La discussion engagée par Daniel Gibbes est très intéressante : elle renvoie à la fiscalité et à l'article 74 de la Constitution. Cet article pose clairement problème au regard du pacte républicain et de la solidarité nationale – je le dis comme je le pense. Sur le fondement de l'article 74, on considère que dès lors qu'on a demandé l'autonomie, on est tenu d'entrer dans un processus où l'on se finance soi-même, totalement ou partiellement. Je ne partage pas cette interprétation. S'il est possible de tenir ce raisonnement, c'est parce que cet article est bâtard et, je le dis comme je le pense, néocolonial.

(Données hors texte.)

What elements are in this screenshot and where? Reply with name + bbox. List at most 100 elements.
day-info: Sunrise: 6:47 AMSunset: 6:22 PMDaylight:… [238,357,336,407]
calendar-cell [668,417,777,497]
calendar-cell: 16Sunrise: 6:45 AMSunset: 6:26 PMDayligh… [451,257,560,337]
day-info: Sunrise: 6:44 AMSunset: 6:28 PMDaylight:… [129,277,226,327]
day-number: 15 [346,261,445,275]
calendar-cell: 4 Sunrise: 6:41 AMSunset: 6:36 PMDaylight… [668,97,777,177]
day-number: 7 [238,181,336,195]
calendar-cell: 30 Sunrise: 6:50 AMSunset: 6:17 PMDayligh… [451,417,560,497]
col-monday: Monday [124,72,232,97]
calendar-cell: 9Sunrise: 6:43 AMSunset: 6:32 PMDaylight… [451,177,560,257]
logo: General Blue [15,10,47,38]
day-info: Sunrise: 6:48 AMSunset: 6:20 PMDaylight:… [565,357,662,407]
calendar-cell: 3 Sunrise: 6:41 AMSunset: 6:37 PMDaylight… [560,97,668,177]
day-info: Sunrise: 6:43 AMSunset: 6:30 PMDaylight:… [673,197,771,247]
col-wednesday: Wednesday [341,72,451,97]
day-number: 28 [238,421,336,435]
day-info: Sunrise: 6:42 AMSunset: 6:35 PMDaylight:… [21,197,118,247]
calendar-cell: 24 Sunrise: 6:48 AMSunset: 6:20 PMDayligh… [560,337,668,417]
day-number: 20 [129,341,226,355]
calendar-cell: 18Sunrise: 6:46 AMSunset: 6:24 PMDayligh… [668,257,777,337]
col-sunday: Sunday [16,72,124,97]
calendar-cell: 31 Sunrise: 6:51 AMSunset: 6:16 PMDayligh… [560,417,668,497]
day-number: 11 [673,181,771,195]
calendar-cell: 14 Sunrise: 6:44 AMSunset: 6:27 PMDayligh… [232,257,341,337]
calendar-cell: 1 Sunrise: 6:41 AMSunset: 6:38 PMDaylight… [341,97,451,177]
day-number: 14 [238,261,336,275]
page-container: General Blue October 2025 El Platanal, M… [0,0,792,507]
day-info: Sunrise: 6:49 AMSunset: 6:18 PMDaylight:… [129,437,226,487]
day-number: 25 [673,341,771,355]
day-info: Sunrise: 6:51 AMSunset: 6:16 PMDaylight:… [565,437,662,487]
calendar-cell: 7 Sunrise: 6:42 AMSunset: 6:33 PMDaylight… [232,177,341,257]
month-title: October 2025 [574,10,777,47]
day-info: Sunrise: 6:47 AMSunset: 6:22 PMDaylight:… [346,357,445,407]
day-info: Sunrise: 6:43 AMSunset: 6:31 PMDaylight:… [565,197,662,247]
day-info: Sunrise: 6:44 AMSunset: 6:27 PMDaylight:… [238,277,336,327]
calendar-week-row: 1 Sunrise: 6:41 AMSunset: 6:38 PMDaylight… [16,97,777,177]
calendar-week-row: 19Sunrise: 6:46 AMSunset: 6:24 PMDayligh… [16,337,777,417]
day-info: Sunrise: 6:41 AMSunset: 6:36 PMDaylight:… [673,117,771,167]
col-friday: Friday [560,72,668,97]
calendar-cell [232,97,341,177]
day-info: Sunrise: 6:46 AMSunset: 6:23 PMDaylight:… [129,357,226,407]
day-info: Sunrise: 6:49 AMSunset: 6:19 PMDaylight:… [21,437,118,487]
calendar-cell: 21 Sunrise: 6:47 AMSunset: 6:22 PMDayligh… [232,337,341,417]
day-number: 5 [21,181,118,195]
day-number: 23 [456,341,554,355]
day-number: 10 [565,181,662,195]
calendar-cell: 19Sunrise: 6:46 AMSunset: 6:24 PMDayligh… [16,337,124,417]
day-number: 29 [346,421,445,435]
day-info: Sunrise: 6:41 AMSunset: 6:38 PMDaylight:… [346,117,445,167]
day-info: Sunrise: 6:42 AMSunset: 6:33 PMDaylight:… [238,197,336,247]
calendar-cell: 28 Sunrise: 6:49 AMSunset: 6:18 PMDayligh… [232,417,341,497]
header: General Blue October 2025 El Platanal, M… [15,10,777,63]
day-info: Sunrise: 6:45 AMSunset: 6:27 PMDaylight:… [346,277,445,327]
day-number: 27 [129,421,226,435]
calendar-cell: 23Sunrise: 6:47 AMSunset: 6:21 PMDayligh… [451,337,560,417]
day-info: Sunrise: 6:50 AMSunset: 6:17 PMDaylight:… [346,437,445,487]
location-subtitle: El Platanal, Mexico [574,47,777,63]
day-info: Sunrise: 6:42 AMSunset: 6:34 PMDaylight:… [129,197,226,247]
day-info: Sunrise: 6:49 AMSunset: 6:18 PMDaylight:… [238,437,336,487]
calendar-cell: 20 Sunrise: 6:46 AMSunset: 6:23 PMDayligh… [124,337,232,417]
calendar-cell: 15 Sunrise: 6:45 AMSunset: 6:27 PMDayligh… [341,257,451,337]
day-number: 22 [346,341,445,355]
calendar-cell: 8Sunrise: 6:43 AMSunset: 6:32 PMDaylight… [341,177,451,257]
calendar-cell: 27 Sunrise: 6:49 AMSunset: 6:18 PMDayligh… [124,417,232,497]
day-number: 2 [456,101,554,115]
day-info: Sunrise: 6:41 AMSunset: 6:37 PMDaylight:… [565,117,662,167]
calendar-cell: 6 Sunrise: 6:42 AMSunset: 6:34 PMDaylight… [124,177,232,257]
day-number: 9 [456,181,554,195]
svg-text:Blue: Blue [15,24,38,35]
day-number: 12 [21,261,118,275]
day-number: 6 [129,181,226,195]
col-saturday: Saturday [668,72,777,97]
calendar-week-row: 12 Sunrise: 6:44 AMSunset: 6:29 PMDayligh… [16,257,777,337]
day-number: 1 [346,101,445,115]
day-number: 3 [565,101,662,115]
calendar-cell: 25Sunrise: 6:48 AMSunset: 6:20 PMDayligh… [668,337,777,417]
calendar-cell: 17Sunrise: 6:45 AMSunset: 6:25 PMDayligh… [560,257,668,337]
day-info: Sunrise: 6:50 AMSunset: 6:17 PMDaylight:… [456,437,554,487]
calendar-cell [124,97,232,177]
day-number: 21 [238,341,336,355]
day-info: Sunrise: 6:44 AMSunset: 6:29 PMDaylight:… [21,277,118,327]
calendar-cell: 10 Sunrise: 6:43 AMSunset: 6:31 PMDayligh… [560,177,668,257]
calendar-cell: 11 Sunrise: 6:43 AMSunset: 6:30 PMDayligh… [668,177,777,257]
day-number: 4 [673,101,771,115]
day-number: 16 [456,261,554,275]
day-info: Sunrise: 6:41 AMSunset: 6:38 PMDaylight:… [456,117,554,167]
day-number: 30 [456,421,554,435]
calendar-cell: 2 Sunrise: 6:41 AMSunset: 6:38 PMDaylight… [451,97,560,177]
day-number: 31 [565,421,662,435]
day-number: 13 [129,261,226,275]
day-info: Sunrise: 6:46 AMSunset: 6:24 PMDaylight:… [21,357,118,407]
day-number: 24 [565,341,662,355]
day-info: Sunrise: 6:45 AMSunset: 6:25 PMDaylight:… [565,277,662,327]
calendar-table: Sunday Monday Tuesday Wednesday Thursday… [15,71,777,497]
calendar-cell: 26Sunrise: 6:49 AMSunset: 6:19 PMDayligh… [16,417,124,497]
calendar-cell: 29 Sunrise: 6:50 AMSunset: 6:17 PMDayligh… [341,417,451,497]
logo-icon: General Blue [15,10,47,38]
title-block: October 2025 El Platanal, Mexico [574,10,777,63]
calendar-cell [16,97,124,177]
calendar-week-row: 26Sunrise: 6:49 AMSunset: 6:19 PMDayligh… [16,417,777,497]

La solidarité et la péréquation, mais aussi la mise à disposition d'outils statistiques permettant de bien calculer les dotations, relèvent d'une responsabilité que l'État doit assumer, y compris pour les collectivités régies par l'article 74. Lorsqu'on vous octroie le statut prévu par l'article 74 et qu'on vous laisse dans l'embarras, c'est une faute. Lorsqu'on vous laisse vous débrouiller pour l'inventaire foncier et bâti et que vous perdez deux ans pour la perception de la fiscalité, c'est une responsabilité que l'État n'assume pas. Quand vous commencez à vivre et qu'on vous empêche de respirer en vous mettant une pince sur le nez, on vous tue !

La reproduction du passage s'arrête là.